St. Anthony applied a symbolic meaning to leaven by meditating on Paul’s first letter to the Corinthians: “Purge out the old leaven, that you may be a new paste, as you are unleavened. For Christ our Pasch is sacrificed” [1 Cor. 5.7]. Anthony, who cooked in the friary kitchen, was undoubtedly familiar with leaven (yeast) and how bread rises. We can imagine Anthony’s bread pan overflowing with over risen dough, because he writes, “Fermentation cannot be contained for more than the first hour, but it grows and overflows.” (Sermons for Sundays and Festivals, vol. I, p. 230, Edizioni Messaggero Padova).
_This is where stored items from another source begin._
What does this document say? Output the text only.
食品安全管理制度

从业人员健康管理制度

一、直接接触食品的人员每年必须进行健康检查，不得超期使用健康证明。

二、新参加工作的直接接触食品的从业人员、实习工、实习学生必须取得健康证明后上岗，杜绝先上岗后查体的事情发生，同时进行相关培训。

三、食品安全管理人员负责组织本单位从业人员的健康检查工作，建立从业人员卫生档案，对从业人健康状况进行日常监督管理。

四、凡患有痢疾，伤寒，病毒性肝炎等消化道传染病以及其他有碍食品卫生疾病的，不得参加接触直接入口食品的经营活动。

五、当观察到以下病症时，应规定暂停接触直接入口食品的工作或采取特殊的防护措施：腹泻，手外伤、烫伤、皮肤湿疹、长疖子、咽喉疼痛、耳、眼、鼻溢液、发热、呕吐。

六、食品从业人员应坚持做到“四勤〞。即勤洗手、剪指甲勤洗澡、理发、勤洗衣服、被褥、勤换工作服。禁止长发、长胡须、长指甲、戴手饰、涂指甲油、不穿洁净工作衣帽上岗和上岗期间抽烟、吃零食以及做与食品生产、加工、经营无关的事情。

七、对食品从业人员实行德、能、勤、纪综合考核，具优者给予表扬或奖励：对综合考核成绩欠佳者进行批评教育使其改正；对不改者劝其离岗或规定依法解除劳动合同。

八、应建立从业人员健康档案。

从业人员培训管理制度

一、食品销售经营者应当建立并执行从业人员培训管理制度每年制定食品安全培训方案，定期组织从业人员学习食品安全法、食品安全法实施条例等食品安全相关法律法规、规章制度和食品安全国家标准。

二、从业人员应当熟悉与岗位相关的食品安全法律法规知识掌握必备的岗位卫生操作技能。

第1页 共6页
Anthony likens insatiable sins to leaven. “The leaven is greed for earthly things and desire for carnal gratification, which after beginning to ferment becomes unbounded. The miser is not satisfied with the money he has, nor is the libertarian sated with fleshly indulgence” (Sermons vol. 1, p. 230). Addictions to more possessions and more sexual experiences persist to this day, resulting in therapies for shopaholics (ShopaholicNoMore.com) and sexual addicts (saa-recovery.org).

 

Anthony knew

 

God instructed the Jewish people, “Seven days there shall not be found any leaven in your houses: he that shall eat leavened bread, his soul shall perish out of the land of Israel” (Ex 12.19). Anthony extracts meaning from the number seven. “Seven days means the whole time of our life, which goes in a seven day cycle. No leaven, fermenting with worldly and fleshly lusts, should be found in your houses, that is in your hearts. Otherwise, the soul of him who eats it will perish from the land of Israel, which stands for eternal life” (Sermons, vol. 1, p. 231). Centuries before psychology confirmed the destructive nature of addictions to stuff and to sex, Anthony knew.

Contrary to this leavened bread of ever expanding cravings is the unleavened bread, the “finely ground flour, the food of invalids,” which represents “penance, the food of sinners.” Sinners are spiritually sick. To heal the disease of sin, penance must be mixed “with water of contrition.” Then the penitent is not to delay for fear that the leaven of past sins will take over. The resolve of conversion (penance) mixed with remorse (water of contrition) must immediately be cooked “with the fire which is the love of the Holy Spirit” so that it becomes “the unleavened bread of sincerity and truth. Thus we live sincerely as regards ourselves, and in truth as regards God and our neighbor” (Sermons, vol. 1, p. 231). In other words, love, which comes from God, firms up our penance (conversion of heart) mixed with true sorrow for sin so that we are nourished no longer with ever expanding worldly desires, but rather with virtue. No longer do we strive to possess or illicitly use. Instead we love and serve. Just as Jesus gave the apostles unleavened bread to become his Body “to strengthen their hearts for the labors they were to undergo” (Sermons, vol. 4, p. 180), so the Eucharist strengthens us for our life’s journey.

 

Simple recipe

 

Mindful of the meaning of unleavened bread, readers may wish to observe the Last Supper by having lamb, wine, herbs, and unleavened bread as part of their meal on Holy Thursday. Unleavened bread may be purchased, but readers may prefer to make their own in memory of those who baked the bread which Jesus took and blessed. To make unleavened bread, mix flour with enough cold water to create a ball of dough. With floured hands, flatten the dough as thin as possible into saucer sized pieces, then fry on both sides until brown. Or place the flattened dough onto cookie sheets sprinkled with corn meal and bake in a hot oven until browned.